The budget-making team of the finance ministry is short of two key officials, including a full-time expenditure secretary, while the preparation for the second budget of Modi 2.0 government has shifted into top gear.
The budget for 2020-21 to be presented on February 1 is keenly awaited for the expected second wave of structural reforms for pulling out the economy from its over six-year low growth of 4.5 percent.
In addition to expenditure secretary, the position of joint secretary (Budget), one of the key officials in the entire Budget-making process, is also vacant for almost three months.
The post of expenditure secretary fell vacant after the appointment of GC Murmu as the first lieutenant governor of the newly-created Union Territory of Jammu and Kashmir. Murmu relinquished the post of expenditure secretary on October 29 and subsequently, the additional charge of the Department of Expenditure was given to Atanu Chakraborty.
Chakraborty, a 1985-batch IAS officer of the Gujarat cadre, is secretary economic affairs in the finance ministry.
After over a year-long stint in the Department of Investment and Public Asset Management (DIPAM), Chakraborty was appointed Economic Affairs Secretary in July this year in a major bureaucratic reshuffle.
The finance ministry kick-started the exercise to prepare the annual budget for 2020-21 from October 14 with pre-Budget/RE (Revised Estimate) meetings. The series of meetings with different departments and ministries concluded last month.
The Budget Estimates for 2020-21 are provisionally finalised after the Expenditure Secretary completes discussions with other secretaries and financial advisers.
The second budget of finance minister Nirmala Sitharaman is considered to be crucial as it will come in against the backdrop of a slowdown in the economy.

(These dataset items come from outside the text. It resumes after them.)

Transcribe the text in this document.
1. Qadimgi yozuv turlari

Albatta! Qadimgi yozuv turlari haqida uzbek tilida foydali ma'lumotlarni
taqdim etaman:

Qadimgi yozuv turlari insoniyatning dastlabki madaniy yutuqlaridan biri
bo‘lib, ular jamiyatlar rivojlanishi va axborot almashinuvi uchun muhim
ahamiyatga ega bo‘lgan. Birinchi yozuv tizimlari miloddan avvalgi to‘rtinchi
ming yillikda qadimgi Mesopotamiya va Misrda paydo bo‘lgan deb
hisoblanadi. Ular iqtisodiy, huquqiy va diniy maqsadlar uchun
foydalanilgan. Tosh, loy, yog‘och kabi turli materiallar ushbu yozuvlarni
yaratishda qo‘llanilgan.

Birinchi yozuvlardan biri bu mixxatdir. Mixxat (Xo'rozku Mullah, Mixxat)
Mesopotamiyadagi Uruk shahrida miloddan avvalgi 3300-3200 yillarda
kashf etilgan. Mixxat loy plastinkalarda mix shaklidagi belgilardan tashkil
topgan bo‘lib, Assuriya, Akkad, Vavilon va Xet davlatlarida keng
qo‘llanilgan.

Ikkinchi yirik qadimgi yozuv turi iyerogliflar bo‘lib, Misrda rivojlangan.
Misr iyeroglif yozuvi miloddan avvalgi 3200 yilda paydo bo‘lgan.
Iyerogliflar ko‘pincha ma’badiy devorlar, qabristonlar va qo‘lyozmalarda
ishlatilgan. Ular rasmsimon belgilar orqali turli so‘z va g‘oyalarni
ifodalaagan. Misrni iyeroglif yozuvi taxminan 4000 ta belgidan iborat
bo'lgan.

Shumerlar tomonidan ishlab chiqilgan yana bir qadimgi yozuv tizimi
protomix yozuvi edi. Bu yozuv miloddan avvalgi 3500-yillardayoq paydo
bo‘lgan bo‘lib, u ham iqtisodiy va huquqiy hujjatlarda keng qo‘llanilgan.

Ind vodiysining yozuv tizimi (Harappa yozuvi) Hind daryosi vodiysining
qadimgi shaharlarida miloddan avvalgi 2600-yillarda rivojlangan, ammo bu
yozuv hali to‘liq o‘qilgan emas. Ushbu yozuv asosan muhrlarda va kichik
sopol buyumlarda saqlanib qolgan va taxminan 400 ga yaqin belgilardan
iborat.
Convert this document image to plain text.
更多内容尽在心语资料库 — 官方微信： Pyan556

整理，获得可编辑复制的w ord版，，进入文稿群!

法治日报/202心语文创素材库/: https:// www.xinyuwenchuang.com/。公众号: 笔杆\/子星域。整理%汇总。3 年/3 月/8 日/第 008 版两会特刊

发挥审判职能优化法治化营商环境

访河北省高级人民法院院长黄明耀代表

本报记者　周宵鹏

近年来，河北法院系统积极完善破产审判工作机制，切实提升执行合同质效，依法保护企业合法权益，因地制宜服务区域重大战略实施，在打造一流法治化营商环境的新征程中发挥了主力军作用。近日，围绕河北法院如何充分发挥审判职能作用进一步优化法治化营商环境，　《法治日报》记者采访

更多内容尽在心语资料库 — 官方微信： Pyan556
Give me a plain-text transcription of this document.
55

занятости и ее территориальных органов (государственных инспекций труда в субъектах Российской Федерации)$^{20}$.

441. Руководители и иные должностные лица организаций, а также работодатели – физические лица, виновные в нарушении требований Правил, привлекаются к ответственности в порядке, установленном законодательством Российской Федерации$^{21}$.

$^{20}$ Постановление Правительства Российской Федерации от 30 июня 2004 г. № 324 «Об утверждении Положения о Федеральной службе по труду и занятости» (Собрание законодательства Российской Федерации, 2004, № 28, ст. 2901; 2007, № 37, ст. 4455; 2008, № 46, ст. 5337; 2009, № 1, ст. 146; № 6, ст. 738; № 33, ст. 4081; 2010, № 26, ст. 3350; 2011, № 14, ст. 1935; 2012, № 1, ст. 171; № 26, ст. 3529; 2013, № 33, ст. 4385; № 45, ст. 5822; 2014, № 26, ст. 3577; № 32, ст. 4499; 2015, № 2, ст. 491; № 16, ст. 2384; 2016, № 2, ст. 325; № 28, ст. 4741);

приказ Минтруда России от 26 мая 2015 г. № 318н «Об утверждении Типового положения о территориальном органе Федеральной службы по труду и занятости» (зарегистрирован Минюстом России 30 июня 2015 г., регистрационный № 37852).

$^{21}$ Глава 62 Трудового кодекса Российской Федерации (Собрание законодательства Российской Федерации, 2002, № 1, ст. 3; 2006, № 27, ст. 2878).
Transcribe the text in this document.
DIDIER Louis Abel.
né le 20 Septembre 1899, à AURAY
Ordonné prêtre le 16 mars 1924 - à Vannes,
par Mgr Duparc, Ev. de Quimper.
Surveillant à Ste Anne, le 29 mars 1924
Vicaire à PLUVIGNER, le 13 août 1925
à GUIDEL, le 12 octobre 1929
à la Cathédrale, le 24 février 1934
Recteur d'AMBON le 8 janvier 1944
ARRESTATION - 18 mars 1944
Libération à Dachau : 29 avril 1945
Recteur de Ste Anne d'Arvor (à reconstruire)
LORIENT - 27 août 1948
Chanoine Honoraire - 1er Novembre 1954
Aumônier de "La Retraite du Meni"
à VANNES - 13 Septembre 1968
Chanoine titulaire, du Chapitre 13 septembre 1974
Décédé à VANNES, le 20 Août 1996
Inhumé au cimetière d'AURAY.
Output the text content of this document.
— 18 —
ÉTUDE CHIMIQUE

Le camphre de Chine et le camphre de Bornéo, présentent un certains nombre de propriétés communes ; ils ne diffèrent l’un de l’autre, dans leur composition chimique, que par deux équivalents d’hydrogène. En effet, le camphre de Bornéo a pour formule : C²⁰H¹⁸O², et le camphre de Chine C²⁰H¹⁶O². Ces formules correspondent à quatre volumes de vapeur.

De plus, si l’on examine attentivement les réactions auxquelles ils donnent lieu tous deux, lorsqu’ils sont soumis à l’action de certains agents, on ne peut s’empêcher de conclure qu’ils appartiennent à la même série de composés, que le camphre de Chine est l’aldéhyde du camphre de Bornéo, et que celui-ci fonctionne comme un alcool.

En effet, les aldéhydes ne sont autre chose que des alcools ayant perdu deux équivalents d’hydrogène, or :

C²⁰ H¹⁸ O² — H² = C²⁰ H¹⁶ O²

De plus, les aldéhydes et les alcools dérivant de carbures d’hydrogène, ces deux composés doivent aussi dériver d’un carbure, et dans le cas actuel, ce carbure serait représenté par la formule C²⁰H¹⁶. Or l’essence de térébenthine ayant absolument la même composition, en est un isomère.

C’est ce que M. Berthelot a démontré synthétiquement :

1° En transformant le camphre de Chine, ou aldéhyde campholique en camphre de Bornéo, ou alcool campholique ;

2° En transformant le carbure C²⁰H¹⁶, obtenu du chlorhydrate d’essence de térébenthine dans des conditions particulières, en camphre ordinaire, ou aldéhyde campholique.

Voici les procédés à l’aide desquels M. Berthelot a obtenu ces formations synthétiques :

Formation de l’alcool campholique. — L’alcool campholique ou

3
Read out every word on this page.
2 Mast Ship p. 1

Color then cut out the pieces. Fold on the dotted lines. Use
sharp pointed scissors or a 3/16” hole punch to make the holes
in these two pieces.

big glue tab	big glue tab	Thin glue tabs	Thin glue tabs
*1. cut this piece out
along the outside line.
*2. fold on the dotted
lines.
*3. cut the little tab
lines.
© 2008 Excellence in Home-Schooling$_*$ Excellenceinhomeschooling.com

The Reserve Bank in its monetary policy last week downgraded the growth forecast for 2019-20 to 5 percent from the earlier projection of 6.1 percent.
To beat the slowdown, the finance minister has said reforms to boost the economy would continue and also hinted at tweaking personal income tax rates in the upcoming Budget.
The government is examining the direct tax code (DTC) report concerning personal income tax. It is considering the rationalisation of the personal income tax rate for boosting consumption.
Following the reduction in corporate tax in September, there has been a growing demand for a slash in the personal income tax to buttress consumption.
In the biggest reduction in 28 years, the government in September slashed corporate tax rates up to 10 percentage points as it looked to pull the economy out of a six-year low growth with a Rs 1.45 lakh crore tax break.
Base corporate tax for existing companies has been reduced to 22 per cent from 30 per cent, and to 15 percent from 25 percent for new manufacturing firms incorporated after October 1, 2019, and starting operations before March 31, 2023.